Sorun şu ki, Atatürk Türk diline en uygun yazımın hangi alfabeyle nasıl yapılabileceğini belirlemek için dönemin ileri gelen dil bilimcilerini toplamış ve beyin fırtınası ya da beyin tornadosu diyebileğimiz bir etkinlik organize etmiştir. Şu anki Latin kökenli Türk alfabesi bile böyle türemiştir.
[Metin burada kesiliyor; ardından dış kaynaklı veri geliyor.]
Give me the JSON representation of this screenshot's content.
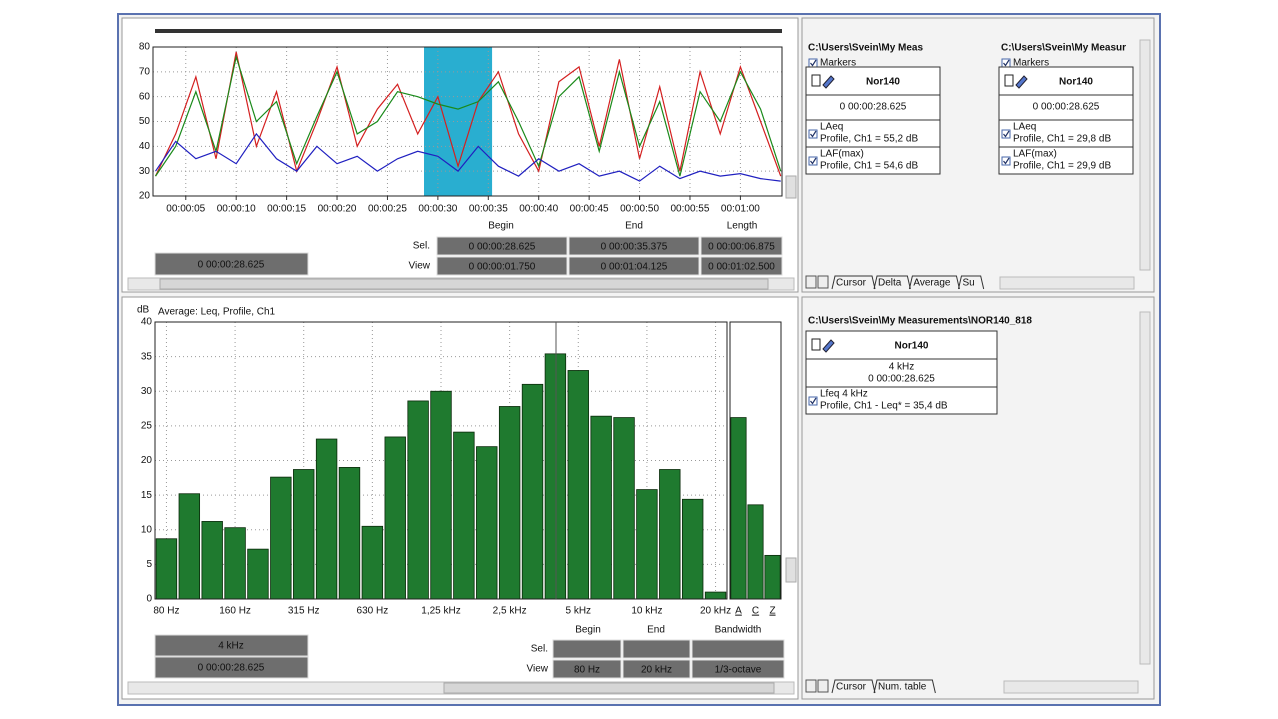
{
  "chart_data": [
    {
      "type": "line",
      "x": [
        2,
        4,
        6,
        8,
        10,
        12,
        14,
        16,
        18,
        20,
        22,
        24,
        26,
        28,
        30,
        32,
        34,
        36,
        38,
        40,
        42,
        44,
        46,
        48,
        50,
        52,
        54,
        56,
        58,
        60,
        62,
        64
      ],
      "series": [
        {
          "color": "#d42020",
          "values": [
            28,
            45,
            68,
            35,
            78,
            40,
            62,
            30,
            50,
            72,
            40,
            55,
            65,
            45,
            60,
            32,
            58,
            70,
            45,
            30,
            66,
            72,
            40,
            75,
            35,
            64,
            30,
            70,
            45,
            72,
            50,
            28
          ]
        },
        {
          "color": "#1a8a1a",
          "values": [
            28,
            40,
            62,
            38,
            76,
            50,
            58,
            33,
            52,
            70,
            45,
            50,
            62,
            60,
            57,
            55,
            58,
            66,
            50,
            32,
            60,
            68,
            38,
            70,
            40,
            58,
            28,
            62,
            50,
            70,
            55,
            30
          ]
        },
        {
          "color": "#2020c0",
          "values": [
            30,
            42,
            35,
            38,
            33,
            45,
            35,
            30,
            40,
            33,
            36,
            30,
            35,
            38,
            36,
            30,
            40,
            32,
            28,
            35,
            30,
            33,
            28,
            30,
            26,
            32,
            27,
            30,
            28,
            29,
            27,
            26
          ]
        }
      ],
      "xlim": [
        1.75,
        64.125
      ],
      "xticks": [
        {
          "value": 5,
          "label": "00:00:05"
        },
        {
          "value": 10,
          "label": "00:00:10"
        },
        {
          "value": 15,
          "label": "00:00:15"
        },
        {
          "value": 20,
          "label": "00:00:20"
        },
        {
          "value": 25,
          "label": "00:00:25"
        },
        {
          "value": 30,
          "label": "00:00:30"
        },
        {
          "value": 35,
          "label": "00:00:35"
        },
        {
          "value": 40,
          "label": "00:00:40"
        },
        {
          "value": 45,
          "label": "00:00:45"
        },
        {
          "value": 50,
          "label": "00:00:50"
        },
        {
          "value": 55,
          "label": "00:00:55"
        },
        {
          "value": 60,
          "label": "00:01:00"
        }
      ],
      "ylim": [
        20,
        80
      ],
      "yticks": [
        20,
        30,
        40,
        50,
        60,
        70,
        80
      ],
      "grid": true,
      "selection": [
        28.625,
        35.375
      ],
      "selection_color": "#29aed0"
    },
    {
      "type": "bar",
      "title": "Average: Leq, Profile, Ch1",
      "y_label": "dB",
      "categories": [
        "80 Hz",
        null,
        null,
        "160 Hz",
        null,
        null,
        "315 Hz",
        null,
        null,
        "630 Hz",
        null,
        null,
        "1,25 kHz",
        null,
        null,
        "2,5 kHz",
        null,
        null,
        "5 kHz",
        null,
        null,
        "10 kHz",
        null,
        null,
        "20 kHz"
      ],
      "values": [
        8.7,
        15.2,
        11.2,
        10.3,
        7.2,
        17.6,
        18.7,
        23.1,
        19.0,
        10.5,
        23.4,
        28.6,
        30.0,
        24.1,
        22.0,
        27.8,
        31.0,
        35.4,
        33.0,
        26.4,
        26.2,
        15.8,
        18.7,
        14.4,
        1.0
      ],
      "color": "#1f7a2f",
      "ylim": [
        0,
        40
      ],
      "yticks": [
        0,
        5,
        10,
        15,
        20,
        25,
        30,
        35,
        40
      ],
      "grid": true
    },
    {
      "type": "bar",
      "categories": [
        "A",
        "C",
        "Z"
      ],
      "values": [
        26.2,
        13.6,
        6.3
      ],
      "color": "#1f7a2f",
      "ylim": [
        0,
        40
      ]
    }
  ],
  "panels": {
    "time_table": {
      "headers": [
        "Begin",
        "End",
        "Length"
      ],
      "rows": [
        {
          "label": "Sel.",
          "cells": [
            "0 00:00:28.625",
            "0 00:00:35.375",
            "0 00:00:06.875"
          ]
        },
        {
          "label": "View",
          "cells": [
            "0 00:00:01.750",
            "0 00:01:04.125",
            "0 00:01:02.500"
          ]
        }
      ]
    },
    "time_cursor": "0 00:00:28.625",
    "spectrum_table": {
      "headers": [
        "Begin",
        "End",
        "Bandwidth"
      ],
      "rows": [
        {
          "label": "Sel.",
          "cells": []
        },
        {
          "label": "View",
          "cells": [
            "80 Hz",
            "20 kHz",
            "1/3-octave"
          ]
        }
      ]
    },
    "spectrum_cursor": [
      "4 kHz",
      "0 00:00:28.625"
    ],
    "cards_top": [
      {
        "path": "C:\\Users\\Svein\\My Meas",
        "markers": "Markers",
        "device": "Nor140",
        "time": "0 00:00:28.625",
        "rows": [
          {
            "name": "LAeq",
            "detail": "Profile, Ch1 = 55,2 dB",
            "color": "#d42020"
          },
          {
            "name": "LAF(max)",
            "detail": "Profile, Ch1 = 54,6 dB",
            "color": "#1a8a1a"
          }
        ]
      },
      {
        "path": "C:\\Users\\Svein\\My Measur",
        "markers": "Markers",
        "device": "Nor140",
        "time": "0 00:00:28.625",
        "rows": [
          {
            "name": "LAeq",
            "detail": "Profile, Ch1 = 29,8 dB",
            "color": "#2020c0"
          },
          {
            "name": "LAF(max)",
            "detail": "Profile, Ch1 = 29,9 dB",
            "color": "#c08a10"
          }
        ]
      }
    ],
    "tabs_top": [
      "Cursor",
      "Delta",
      "Average",
      "Su"
    ],
    "card_bottom": {
      "path": "C:\\Users\\Svein\\My Measurements\\NOR140_818",
      "device": "Nor140",
      "freq": "4 kHz",
      "time": "0 00:00:28.625",
      "rows": [
        {
          "name": "Lfeq 4 kHz",
          "detail": "Profile, Ch1 - Leq* = 35,4 dB",
          "color": "#1a8a1a"
        }
      ]
    },
    "tabs_bottom": [
      "Cursor",
      "Num. table"
    ]
  }
}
Zaten azıcık kültür ile Alfa, Beta, Gama, Teta gibi harflerin neden alfabemizde olmadığının sorgulanması, ya da W, Q gibi harfleri neden alfabemize dahil etmediğimiz soruları bu iddiaları çürütmeye sanırım yeterli olacaktır.

3) DİKTATÖR ATATÜRK

Diktatör dediğimizde Kibar Feyzo'nun Faşo tanımı gibi bir şey gelmektedir akıllara. İngilizce Dikte etmekten gelen ve dikte eden anlamına gelen bu sözcüğün sözlük anlamına takılırsak dünyada diktatör olmayan lider bulmak için projektör kullanmak gerekir.

Ancak amacı bilmediği bir gezegene ait bu çamuru bilmediği bir dünyanın canlısına atmak olan zihinlerde ise birisine bu etiketi yapıştırmaya çalışmak hiç de zor değildir. Bu kitledekilere göre amacı etnik temizlik yapmak olarak gösterilen Atatürk saf Türk ırkını hayatta bırakırken diğer tüm etnik grupları temizleme amacını gütmektedir.

Peki, İngiliz generallerin Amerikan mevkidaşlarıyla birlikte ayaklandırmayı planladıkları ve bunu defalarca denedikleri Kürt halkının ateşli şekilde inandığı bu olaylar silsilesi gerçekten böyle mi olmuştur?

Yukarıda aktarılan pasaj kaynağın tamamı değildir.